You doubtless know that Mindset Theory has been increasingly doubted–and increasingly defended–in the last two years or so.
(In this post, for example, the author updates his earlier criticism of Mindset Theory and largely ends up defending Dweck–or, at least, criticizing her critic. His back-n-forth on this question helpfully represents the nature of the current debate.)
A recently published study looks carefully at a specific set of claims often advanced in Mindset world:
First: that girls and women have a fixed mindset more often than boys and men, and
Second: the smarter the girls and women, the likelier they are to have fixed mindsets.
In other words, for Mindset
First: gender matters, and
Second: for girls and women, intelligence matters.
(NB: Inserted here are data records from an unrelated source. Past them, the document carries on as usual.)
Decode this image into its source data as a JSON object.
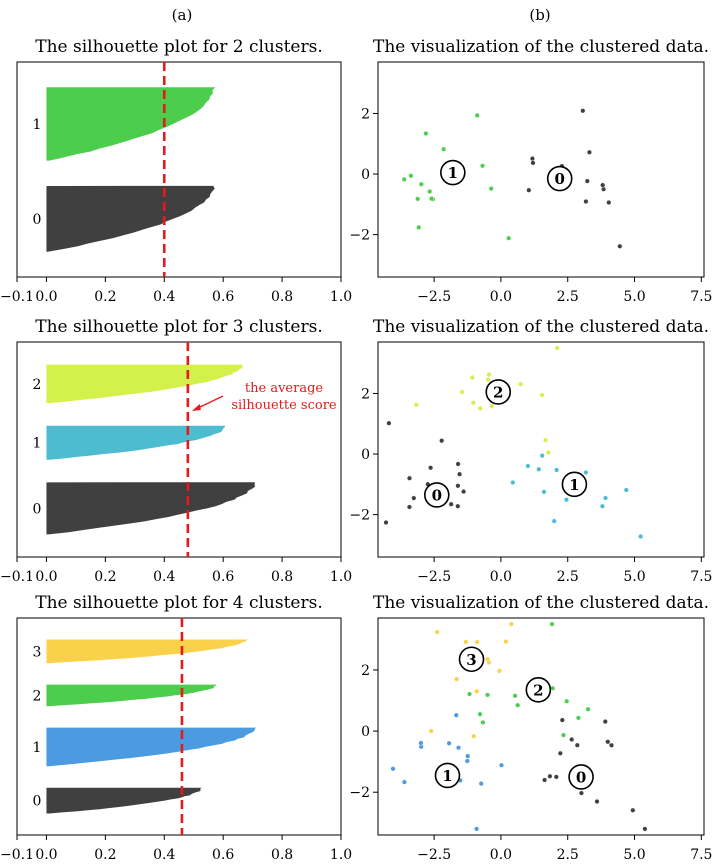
{
  "figure": {
    "column_labels": [
      "(a)",
      "(b)"
    ]
  },
  "chart_data": [
    {
      "type": "silhouette",
      "title": "The silhouette plot for 2 clusters.",
      "xlim": [
        -0.1,
        1.0
      ],
      "xticks": [
        -0.1,
        0.0,
        0.2,
        0.4,
        0.6,
        0.8,
        1.0
      ],
      "xtick_labels": [
        "−0.1",
        "0.0",
        "0.2",
        "0.4",
        "0.6",
        "0.8",
        "1.0"
      ],
      "average_silhouette_score": 0.4,
      "clusters": [
        {
          "label": "0",
          "color": "#404040",
          "max_silhouette": 0.57,
          "min_silhouette": 0.0,
          "size": 26
        },
        {
          "label": "1",
          "color": "#4ccd4c",
          "max_silhouette": 0.57,
          "min_silhouette": 0.0,
          "size": 29
        }
      ],
      "grid": false
    },
    {
      "type": "scatter",
      "title": "The visualization of the clustered data.",
      "xlim": [
        -4.6,
        7.6
      ],
      "ylim": [
        -3.4,
        3.7
      ],
      "xticks": [
        -2.5,
        0.0,
        2.5,
        5.0,
        7.5
      ],
      "xtick_labels": [
        "−2.5",
        "0.0",
        "2.5",
        "5.0",
        "7.5"
      ],
      "yticks": [
        -2,
        0,
        2
      ],
      "ytick_labels": [
        "−2",
        "0",
        "2"
      ],
      "clusters": [
        {
          "label": "0",
          "color": "#404040",
          "center": [
            2.2,
            -0.15
          ]
        },
        {
          "label": "1",
          "color": "#4ccd4c",
          "center": [
            -1.8,
            0.05
          ]
        }
      ],
      "grid": false
    },
    {
      "type": "silhouette",
      "title": "The silhouette plot for 3 clusters.",
      "xlim": [
        -0.1,
        1.0
      ],
      "xticks": [
        -0.1,
        0.0,
        0.2,
        0.4,
        0.6,
        0.8,
        1.0
      ],
      "xtick_labels": [
        "−0.1",
        "0.0",
        "0.2",
        "0.4",
        "0.6",
        "0.8",
        "1.0"
      ],
      "average_silhouette_score": 0.48,
      "annotation": {
        "lines": [
          "the average",
          "silhouette score"
        ]
      },
      "clusters": [
        {
          "label": "0",
          "color": "#404040",
          "max_silhouette": 0.71,
          "min_silhouette": 0.0,
          "size": 23
        },
        {
          "label": "1",
          "color": "#4dbcd0",
          "max_silhouette": 0.61,
          "min_silhouette": -0.02,
          "size": 15
        },
        {
          "label": "2",
          "color": "#d4f04a",
          "max_silhouette": 0.67,
          "min_silhouette": 0.0,
          "size": 17
        }
      ],
      "grid": false
    },
    {
      "type": "scatter",
      "title": "The visualization of the clustered data.",
      "xlim": [
        -4.6,
        7.6
      ],
      "ylim": [
        -3.4,
        3.7
      ],
      "xticks": [
        -2.5,
        0.0,
        2.5,
        5.0,
        7.5
      ],
      "xtick_labels": [
        "−2.5",
        "0.0",
        "2.5",
        "5.0",
        "7.5"
      ],
      "yticks": [
        -2,
        0,
        2
      ],
      "ytick_labels": [
        "−2",
        "0",
        "2"
      ],
      "clusters": [
        {
          "label": "0",
          "color": "#404040",
          "center": [
            -2.4,
            -1.35
          ]
        },
        {
          "label": "1",
          "color": "#4dbcd0",
          "center": [
            2.75,
            -1.0
          ]
        },
        {
          "label": "2",
          "color": "#d4f04a",
          "center": [
            -0.1,
            2.05
          ]
        }
      ],
      "grid": false
    },
    {
      "type": "silhouette",
      "title": "The silhouette plot for 4 clusters.",
      "xlim": [
        -0.1,
        1.0
      ],
      "xticks": [
        -0.1,
        0.0,
        0.2,
        0.4,
        0.6,
        0.8,
        1.0
      ],
      "xtick_labels": [
        "−0.1",
        "0.0",
        "0.2",
        "0.4",
        "0.6",
        "0.8",
        "1.0"
      ],
      "average_silhouette_score": 0.46,
      "clusters": [
        {
          "label": "0",
          "color": "#404040",
          "max_silhouette": 0.53,
          "min_silhouette": 0.0,
          "size": 12
        },
        {
          "label": "1",
          "color": "#4a9be0",
          "max_silhouette": 0.71,
          "min_silhouette": 0.0,
          "size": 18
        },
        {
          "label": "2",
          "color": "#4ccd4c",
          "max_silhouette": 0.58,
          "min_silhouette": -0.1,
          "size": 10
        },
        {
          "label": "3",
          "color": "#fad14a",
          "max_silhouette": 0.68,
          "min_silhouette": 0.0,
          "size": 11
        }
      ],
      "grid": false
    },
    {
      "type": "scatter",
      "title": "The visualization of the clustered data.",
      "xlim": [
        -4.6,
        7.6
      ],
      "ylim": [
        -3.4,
        3.7
      ],
      "xticks": [
        -2.5,
        0.0,
        2.5,
        5.0,
        7.5
      ],
      "xtick_labels": [
        "−2.5",
        "0.0",
        "2.5",
        "5.0",
        "7.5"
      ],
      "yticks": [
        -2,
        0,
        2
      ],
      "ytick_labels": [
        "−2",
        "0",
        "2"
      ],
      "clusters": [
        {
          "label": "0",
          "color": "#404040",
          "center": [
            3.0,
            -1.5
          ]
        },
        {
          "label": "1",
          "color": "#4a9be0",
          "center": [
            -2.0,
            -1.45
          ]
        },
        {
          "label": "2",
          "color": "#4ccd4c",
          "center": [
            1.4,
            1.35
          ]
        },
        {
          "label": "3",
          "color": "#fad14a",
          "center": [
            -1.1,
            2.35
          ]
        }
      ],
      "grid": false
    }
  ]
}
What Did The Researchers Find?
Nope, and nope.
In their research, which included not only college students but also adults in the population at large, Macnamara and Rupani found no consistent patterns in either direction.
That is: in their research, there was no consistent gender split on Mindset. And, for men as well as women, intelligence level didn’t consistently influence Mindset; nor did a Growth Mindset predict academic accomplishment.
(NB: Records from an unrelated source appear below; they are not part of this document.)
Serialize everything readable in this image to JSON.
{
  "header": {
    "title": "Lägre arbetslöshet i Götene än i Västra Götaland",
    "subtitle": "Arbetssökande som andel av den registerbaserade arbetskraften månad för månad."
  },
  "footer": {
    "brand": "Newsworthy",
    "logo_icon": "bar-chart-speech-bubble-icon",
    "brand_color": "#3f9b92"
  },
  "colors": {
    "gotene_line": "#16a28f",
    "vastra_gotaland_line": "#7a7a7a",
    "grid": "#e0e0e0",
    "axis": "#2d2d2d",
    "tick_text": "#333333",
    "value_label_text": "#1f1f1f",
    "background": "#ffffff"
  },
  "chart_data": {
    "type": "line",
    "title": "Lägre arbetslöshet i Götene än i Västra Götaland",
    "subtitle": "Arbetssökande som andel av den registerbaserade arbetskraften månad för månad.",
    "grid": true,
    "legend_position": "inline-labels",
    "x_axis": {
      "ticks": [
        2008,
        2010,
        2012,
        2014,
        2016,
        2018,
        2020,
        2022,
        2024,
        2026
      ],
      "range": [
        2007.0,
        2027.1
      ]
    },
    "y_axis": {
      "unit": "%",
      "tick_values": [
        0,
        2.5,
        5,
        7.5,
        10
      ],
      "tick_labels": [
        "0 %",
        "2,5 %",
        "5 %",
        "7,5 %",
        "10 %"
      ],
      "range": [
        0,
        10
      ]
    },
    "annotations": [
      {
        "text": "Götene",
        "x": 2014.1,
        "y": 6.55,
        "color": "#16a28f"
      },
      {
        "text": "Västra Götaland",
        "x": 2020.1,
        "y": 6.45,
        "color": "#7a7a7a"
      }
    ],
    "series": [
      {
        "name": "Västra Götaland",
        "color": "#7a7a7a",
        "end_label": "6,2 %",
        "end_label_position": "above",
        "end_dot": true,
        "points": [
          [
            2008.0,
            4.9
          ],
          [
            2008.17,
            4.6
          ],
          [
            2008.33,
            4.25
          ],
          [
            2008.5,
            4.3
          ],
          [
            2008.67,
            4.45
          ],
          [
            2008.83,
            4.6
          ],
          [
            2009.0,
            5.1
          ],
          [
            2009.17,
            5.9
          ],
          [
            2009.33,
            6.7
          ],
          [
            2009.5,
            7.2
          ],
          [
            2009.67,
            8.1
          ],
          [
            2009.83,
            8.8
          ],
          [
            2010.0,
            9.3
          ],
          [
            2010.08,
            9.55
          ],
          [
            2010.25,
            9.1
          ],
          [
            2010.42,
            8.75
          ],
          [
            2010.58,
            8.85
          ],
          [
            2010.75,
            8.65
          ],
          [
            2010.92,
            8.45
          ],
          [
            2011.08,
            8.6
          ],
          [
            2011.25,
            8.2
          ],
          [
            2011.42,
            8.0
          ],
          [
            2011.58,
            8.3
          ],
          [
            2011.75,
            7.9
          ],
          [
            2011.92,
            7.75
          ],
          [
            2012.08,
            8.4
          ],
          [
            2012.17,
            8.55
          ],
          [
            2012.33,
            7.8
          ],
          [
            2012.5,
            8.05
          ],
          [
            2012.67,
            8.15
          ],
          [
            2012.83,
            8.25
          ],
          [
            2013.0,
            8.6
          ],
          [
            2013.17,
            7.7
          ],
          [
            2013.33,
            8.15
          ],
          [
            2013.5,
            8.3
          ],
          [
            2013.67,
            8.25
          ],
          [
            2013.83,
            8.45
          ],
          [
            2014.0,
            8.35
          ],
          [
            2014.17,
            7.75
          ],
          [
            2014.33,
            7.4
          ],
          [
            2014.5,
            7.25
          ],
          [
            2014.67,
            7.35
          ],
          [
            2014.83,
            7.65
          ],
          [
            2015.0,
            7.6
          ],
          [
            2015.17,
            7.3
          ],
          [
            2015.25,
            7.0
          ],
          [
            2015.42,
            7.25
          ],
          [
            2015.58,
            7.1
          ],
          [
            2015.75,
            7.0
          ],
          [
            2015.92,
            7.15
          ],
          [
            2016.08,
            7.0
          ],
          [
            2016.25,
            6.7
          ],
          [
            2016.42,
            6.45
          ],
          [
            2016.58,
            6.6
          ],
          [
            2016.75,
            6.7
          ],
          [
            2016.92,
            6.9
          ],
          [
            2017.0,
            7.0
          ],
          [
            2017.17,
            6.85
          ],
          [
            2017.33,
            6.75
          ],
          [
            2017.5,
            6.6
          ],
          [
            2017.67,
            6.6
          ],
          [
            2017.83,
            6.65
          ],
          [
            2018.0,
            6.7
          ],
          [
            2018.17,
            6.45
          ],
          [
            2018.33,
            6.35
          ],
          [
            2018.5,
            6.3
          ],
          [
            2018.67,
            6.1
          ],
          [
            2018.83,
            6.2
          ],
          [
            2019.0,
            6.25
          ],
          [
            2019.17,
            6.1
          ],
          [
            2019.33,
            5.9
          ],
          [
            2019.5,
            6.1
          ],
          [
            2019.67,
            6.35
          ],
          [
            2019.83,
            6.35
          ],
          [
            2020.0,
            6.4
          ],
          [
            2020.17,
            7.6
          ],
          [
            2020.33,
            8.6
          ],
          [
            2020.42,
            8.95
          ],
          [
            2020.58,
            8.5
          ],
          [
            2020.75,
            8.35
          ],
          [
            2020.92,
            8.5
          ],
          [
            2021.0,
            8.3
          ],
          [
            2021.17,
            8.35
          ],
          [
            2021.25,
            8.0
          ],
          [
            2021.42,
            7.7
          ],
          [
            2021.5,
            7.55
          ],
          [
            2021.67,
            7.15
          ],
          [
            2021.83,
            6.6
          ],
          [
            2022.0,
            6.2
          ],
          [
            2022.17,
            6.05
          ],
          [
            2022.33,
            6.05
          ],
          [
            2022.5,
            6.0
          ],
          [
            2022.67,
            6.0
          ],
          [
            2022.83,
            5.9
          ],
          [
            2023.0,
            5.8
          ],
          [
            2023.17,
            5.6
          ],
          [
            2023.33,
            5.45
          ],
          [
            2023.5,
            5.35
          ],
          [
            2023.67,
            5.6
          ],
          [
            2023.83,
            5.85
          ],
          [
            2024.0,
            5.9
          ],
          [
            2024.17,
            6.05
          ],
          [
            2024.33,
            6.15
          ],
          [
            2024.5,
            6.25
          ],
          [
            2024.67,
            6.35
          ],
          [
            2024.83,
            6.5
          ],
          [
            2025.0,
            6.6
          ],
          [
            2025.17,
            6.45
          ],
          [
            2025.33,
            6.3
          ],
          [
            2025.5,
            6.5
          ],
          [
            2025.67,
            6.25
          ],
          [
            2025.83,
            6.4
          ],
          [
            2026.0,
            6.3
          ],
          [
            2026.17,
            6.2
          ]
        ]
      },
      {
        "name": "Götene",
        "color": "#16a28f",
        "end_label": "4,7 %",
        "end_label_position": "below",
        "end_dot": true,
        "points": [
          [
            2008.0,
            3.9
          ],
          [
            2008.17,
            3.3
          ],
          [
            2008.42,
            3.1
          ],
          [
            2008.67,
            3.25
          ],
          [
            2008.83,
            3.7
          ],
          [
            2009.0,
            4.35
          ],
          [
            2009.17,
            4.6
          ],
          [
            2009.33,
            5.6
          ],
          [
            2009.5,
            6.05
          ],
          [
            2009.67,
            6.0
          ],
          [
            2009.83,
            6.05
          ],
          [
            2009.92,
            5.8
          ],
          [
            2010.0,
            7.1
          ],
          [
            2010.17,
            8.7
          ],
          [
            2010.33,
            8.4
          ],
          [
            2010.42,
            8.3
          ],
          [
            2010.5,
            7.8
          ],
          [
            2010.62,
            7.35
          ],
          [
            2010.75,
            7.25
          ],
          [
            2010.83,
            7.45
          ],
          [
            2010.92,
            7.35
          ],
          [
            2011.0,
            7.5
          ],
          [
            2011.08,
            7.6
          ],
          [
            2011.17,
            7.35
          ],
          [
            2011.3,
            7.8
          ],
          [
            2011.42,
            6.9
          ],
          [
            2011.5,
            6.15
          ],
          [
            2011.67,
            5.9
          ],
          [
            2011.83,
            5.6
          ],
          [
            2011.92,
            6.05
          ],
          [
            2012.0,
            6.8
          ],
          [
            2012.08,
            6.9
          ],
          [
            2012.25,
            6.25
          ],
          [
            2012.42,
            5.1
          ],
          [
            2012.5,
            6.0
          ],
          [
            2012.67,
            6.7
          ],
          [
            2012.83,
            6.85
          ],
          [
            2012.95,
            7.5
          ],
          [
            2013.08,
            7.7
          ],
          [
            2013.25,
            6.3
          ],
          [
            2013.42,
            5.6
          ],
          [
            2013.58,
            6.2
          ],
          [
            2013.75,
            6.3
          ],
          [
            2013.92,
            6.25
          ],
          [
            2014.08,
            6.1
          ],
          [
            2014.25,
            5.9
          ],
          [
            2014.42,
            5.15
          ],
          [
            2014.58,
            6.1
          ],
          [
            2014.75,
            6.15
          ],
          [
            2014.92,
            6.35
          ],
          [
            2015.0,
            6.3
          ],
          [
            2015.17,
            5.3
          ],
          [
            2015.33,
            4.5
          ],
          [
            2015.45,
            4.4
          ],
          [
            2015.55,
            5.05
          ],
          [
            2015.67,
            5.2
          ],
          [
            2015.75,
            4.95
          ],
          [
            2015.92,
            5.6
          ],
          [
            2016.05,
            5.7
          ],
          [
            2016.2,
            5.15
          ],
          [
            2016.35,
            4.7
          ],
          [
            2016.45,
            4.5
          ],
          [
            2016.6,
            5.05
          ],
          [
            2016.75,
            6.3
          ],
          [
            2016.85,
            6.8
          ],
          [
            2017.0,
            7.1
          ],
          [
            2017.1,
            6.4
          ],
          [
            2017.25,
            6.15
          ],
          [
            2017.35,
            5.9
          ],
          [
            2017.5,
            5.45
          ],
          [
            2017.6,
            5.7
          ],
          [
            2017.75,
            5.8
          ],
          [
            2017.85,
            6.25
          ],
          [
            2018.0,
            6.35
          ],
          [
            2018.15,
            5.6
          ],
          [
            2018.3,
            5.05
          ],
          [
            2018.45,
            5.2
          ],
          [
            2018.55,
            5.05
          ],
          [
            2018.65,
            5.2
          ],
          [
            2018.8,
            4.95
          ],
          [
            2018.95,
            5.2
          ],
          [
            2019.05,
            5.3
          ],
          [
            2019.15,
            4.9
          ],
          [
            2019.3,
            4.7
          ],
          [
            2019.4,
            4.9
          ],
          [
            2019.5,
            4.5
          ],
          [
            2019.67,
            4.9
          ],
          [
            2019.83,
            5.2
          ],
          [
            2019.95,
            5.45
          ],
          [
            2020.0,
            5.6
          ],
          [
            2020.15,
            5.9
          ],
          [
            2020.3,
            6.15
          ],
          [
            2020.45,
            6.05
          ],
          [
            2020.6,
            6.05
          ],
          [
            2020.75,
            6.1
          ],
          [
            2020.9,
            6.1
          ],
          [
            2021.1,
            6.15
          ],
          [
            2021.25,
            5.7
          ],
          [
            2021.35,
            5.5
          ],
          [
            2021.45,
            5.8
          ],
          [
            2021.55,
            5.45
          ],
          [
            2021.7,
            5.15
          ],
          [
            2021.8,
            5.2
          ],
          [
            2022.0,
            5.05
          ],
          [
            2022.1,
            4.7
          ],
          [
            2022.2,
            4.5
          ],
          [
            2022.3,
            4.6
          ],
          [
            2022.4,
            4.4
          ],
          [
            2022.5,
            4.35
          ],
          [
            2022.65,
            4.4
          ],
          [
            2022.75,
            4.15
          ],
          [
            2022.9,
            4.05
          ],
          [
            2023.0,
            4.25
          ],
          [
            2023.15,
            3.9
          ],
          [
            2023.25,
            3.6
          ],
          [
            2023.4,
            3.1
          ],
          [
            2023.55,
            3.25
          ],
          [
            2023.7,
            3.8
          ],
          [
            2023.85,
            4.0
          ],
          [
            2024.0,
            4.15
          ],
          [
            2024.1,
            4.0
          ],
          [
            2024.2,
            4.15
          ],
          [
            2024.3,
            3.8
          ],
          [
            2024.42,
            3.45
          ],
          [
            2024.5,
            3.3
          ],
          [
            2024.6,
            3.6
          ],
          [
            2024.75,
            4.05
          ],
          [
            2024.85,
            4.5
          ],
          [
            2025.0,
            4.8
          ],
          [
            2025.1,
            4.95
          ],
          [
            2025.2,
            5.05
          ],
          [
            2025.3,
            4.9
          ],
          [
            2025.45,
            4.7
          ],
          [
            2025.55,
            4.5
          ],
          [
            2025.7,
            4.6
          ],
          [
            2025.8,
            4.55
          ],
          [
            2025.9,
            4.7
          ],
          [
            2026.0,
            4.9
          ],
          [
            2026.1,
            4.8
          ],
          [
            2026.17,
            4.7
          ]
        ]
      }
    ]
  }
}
In truth, as you’ll see if you look at the graphs, they got quite a complex muddle of results. It’s genuinely difficult to pick out meaningful patterns in all their data.
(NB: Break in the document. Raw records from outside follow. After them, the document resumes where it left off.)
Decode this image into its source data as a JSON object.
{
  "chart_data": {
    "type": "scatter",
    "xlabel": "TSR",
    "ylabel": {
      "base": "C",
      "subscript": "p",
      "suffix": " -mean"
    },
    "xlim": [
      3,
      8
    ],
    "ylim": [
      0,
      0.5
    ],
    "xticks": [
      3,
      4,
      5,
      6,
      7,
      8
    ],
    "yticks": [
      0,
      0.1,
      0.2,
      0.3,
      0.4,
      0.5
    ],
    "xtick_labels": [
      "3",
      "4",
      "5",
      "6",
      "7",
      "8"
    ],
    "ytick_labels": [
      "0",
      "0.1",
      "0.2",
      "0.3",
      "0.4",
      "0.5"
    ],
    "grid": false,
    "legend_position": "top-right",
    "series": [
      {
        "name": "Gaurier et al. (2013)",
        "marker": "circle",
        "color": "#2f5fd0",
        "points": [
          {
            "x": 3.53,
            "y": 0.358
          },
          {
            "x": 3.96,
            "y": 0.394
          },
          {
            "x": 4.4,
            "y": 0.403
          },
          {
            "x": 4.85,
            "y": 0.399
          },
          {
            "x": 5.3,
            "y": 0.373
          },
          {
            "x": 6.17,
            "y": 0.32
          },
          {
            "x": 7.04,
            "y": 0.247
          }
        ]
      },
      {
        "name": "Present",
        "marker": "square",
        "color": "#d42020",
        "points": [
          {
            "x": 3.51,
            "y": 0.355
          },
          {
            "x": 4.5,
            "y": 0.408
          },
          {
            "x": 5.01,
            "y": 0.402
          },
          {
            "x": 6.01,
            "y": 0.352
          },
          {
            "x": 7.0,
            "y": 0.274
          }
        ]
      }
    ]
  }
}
In my experience, Dweck tends to be quite open and responsive to thoughtful critique. Unlike some researchers who refuse to recognize those who disagree with their work, she is remarkably comfortable acknowledging debate and rethinking her own research.
So: I’ll be curious to see if and how she responds to this study.
There is, by the way, a broader message here as well. Although Mindset Theory is quite well established in the field of education, it is still up for discussion in the field of psychology.
Those of us who shape our classrooms and our schools with such theories in mind should be sure to check back in and see if they are holding up over time.